Data from: Graptoloid diversity and disparity became decoupled during the Ordovician mass extinction

Abstract

The morphological study of extinct taxa allows for analysis of a diverse set of macroevolutionary hypotheses, including testing for change in the magnitude of morphological divergence, extinction selectivity on form, and the ecological context of radiations. Late Ordovician graptoloids experienced a phylogenetic bottleneck at the Hirnantian mass extinction (~445 Ma), when a major clade of graptoloids was driven to extinction while another clade simultaneously radiated. In this study, we developed a dataset of 49 ecologically-relevant characters for 183 species with which we tested two main hypotheses: (a) could the biased survival of one graptoloid clade over another have resulted from morphological selectivity alone and (b) are the temporal patterns of morphological disparity and innovation during the recovery consistent with an interpretation as an adaptive radiation resulting from ecological release?
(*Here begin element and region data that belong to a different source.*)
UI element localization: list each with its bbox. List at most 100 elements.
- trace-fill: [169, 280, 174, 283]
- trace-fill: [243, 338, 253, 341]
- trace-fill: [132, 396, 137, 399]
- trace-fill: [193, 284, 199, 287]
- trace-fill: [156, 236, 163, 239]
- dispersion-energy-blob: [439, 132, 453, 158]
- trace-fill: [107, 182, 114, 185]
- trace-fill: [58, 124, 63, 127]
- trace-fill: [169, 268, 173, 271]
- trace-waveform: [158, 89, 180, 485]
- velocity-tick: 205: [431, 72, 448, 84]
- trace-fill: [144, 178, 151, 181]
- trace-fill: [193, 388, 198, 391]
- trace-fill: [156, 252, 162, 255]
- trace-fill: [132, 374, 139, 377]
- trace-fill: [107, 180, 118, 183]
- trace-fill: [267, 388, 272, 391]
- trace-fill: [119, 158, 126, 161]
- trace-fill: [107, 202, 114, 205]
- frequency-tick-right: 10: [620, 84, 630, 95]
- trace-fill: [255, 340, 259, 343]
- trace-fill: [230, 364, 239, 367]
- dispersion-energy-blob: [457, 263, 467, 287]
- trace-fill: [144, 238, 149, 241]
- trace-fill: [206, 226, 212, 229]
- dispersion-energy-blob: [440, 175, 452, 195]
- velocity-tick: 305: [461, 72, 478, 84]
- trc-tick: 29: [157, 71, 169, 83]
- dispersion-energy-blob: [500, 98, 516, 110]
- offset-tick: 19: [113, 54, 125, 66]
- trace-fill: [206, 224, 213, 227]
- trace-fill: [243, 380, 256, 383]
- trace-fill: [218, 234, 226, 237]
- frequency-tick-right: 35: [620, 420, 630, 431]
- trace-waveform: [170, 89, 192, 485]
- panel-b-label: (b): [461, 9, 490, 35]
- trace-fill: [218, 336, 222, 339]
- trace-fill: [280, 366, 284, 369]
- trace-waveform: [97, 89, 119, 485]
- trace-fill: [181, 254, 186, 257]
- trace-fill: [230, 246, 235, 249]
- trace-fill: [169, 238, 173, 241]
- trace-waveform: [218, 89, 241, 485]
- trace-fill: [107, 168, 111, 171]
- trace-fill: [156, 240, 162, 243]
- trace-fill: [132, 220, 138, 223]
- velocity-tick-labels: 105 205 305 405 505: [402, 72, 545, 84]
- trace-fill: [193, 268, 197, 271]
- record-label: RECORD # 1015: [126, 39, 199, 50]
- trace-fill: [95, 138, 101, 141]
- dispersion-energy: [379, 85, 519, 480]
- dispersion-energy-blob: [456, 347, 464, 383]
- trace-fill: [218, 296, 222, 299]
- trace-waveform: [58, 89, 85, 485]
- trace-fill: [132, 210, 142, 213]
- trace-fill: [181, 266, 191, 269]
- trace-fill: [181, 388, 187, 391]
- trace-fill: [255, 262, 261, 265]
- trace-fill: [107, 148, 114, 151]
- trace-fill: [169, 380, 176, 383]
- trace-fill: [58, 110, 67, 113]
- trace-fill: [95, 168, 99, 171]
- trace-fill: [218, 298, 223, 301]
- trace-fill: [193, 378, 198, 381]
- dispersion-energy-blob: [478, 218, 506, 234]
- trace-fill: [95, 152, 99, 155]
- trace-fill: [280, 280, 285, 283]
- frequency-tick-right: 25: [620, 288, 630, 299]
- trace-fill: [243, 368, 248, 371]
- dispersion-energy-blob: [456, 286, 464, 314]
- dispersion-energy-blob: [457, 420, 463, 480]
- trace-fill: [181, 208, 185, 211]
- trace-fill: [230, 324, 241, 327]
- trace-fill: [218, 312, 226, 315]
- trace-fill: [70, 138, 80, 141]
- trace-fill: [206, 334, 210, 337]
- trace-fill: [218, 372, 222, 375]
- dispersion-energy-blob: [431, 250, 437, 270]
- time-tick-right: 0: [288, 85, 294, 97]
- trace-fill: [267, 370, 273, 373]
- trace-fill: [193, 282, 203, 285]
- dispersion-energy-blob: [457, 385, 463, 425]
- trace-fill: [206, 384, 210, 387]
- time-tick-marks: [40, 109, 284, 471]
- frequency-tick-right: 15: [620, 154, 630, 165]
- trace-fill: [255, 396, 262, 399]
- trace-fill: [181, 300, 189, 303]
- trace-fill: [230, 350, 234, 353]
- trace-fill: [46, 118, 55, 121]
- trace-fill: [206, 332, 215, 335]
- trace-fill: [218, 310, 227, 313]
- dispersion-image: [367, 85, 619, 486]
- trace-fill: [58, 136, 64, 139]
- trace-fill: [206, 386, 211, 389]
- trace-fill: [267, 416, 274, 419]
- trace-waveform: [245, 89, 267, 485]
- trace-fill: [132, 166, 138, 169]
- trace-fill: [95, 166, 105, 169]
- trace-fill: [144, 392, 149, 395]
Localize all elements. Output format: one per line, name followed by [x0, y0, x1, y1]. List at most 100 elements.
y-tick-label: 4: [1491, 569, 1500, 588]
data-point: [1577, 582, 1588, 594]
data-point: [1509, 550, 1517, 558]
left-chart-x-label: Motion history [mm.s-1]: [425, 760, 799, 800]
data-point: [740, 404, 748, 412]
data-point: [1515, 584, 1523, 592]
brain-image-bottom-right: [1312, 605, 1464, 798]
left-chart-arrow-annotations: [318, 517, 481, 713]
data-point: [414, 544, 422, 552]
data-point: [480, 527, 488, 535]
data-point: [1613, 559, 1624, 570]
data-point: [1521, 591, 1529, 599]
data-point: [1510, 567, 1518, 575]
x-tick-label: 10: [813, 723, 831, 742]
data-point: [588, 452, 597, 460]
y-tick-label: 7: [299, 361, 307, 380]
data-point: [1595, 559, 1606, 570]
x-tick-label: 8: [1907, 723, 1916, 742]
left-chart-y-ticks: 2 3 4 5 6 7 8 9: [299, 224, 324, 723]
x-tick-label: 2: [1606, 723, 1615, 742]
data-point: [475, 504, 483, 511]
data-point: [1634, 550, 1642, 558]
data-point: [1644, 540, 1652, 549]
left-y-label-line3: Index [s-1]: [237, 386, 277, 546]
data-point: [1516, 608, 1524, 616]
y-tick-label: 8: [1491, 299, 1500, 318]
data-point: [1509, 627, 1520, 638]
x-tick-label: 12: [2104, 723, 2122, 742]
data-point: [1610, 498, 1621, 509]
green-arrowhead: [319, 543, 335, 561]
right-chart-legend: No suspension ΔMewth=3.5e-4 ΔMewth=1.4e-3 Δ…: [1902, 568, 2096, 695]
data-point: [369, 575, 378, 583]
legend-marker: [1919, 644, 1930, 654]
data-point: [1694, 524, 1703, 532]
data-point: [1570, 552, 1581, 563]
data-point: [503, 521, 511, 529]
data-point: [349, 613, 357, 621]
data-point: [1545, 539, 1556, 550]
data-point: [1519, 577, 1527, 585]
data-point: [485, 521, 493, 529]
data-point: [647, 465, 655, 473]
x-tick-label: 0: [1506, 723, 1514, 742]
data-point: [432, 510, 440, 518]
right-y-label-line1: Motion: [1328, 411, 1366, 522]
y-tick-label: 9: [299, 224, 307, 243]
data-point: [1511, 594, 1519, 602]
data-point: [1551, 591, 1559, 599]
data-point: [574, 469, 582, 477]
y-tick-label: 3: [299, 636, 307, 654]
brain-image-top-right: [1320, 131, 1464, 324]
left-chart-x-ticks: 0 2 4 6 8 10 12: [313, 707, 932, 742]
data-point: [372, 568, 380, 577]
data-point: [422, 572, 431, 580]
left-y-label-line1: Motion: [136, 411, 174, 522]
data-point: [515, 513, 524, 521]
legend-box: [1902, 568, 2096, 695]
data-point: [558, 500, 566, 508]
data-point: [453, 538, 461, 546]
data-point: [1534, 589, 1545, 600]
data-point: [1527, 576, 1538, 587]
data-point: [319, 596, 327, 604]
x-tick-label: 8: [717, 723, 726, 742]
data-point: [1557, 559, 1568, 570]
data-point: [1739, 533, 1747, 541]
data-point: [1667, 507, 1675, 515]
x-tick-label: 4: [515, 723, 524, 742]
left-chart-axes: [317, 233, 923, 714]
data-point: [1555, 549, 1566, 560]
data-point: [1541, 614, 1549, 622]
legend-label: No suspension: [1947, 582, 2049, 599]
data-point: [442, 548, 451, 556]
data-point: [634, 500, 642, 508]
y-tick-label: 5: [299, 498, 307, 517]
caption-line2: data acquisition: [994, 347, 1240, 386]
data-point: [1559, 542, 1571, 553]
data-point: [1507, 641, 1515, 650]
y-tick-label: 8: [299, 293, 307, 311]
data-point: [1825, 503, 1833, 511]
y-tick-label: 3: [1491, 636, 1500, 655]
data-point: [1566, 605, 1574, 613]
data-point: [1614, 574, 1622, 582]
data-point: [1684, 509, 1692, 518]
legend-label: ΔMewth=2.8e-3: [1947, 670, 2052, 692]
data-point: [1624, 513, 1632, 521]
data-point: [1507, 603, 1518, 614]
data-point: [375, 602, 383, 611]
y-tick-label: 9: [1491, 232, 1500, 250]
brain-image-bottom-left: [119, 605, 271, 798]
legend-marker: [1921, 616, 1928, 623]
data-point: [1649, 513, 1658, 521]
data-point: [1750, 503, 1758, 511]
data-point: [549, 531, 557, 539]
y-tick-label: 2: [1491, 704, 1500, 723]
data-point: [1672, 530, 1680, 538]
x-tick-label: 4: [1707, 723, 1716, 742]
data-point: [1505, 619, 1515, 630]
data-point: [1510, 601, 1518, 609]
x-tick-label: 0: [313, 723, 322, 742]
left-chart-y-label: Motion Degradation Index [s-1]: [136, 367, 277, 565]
We find that a general model of morphological selectivity has a low probability of producing the observed pattern of taxonomic selectivity. Selectivity on non-morphological variation, such as geographic range or different physiological tolerances, is more likely the cause. Contrary to predictions from theory on adaptive radiations and ecological speciation, changes in disparity and species richness are uncoupled. We also find that the early recovery is unexpectedly characterized by relatively low morphological disparity and innovation, despite also being an interval of elevated speciation. As it is necessary to invoke factors other than ecology to explain the graptoloid recovery, more complex models may be needed to explain recovery dynamics after mass extinctions.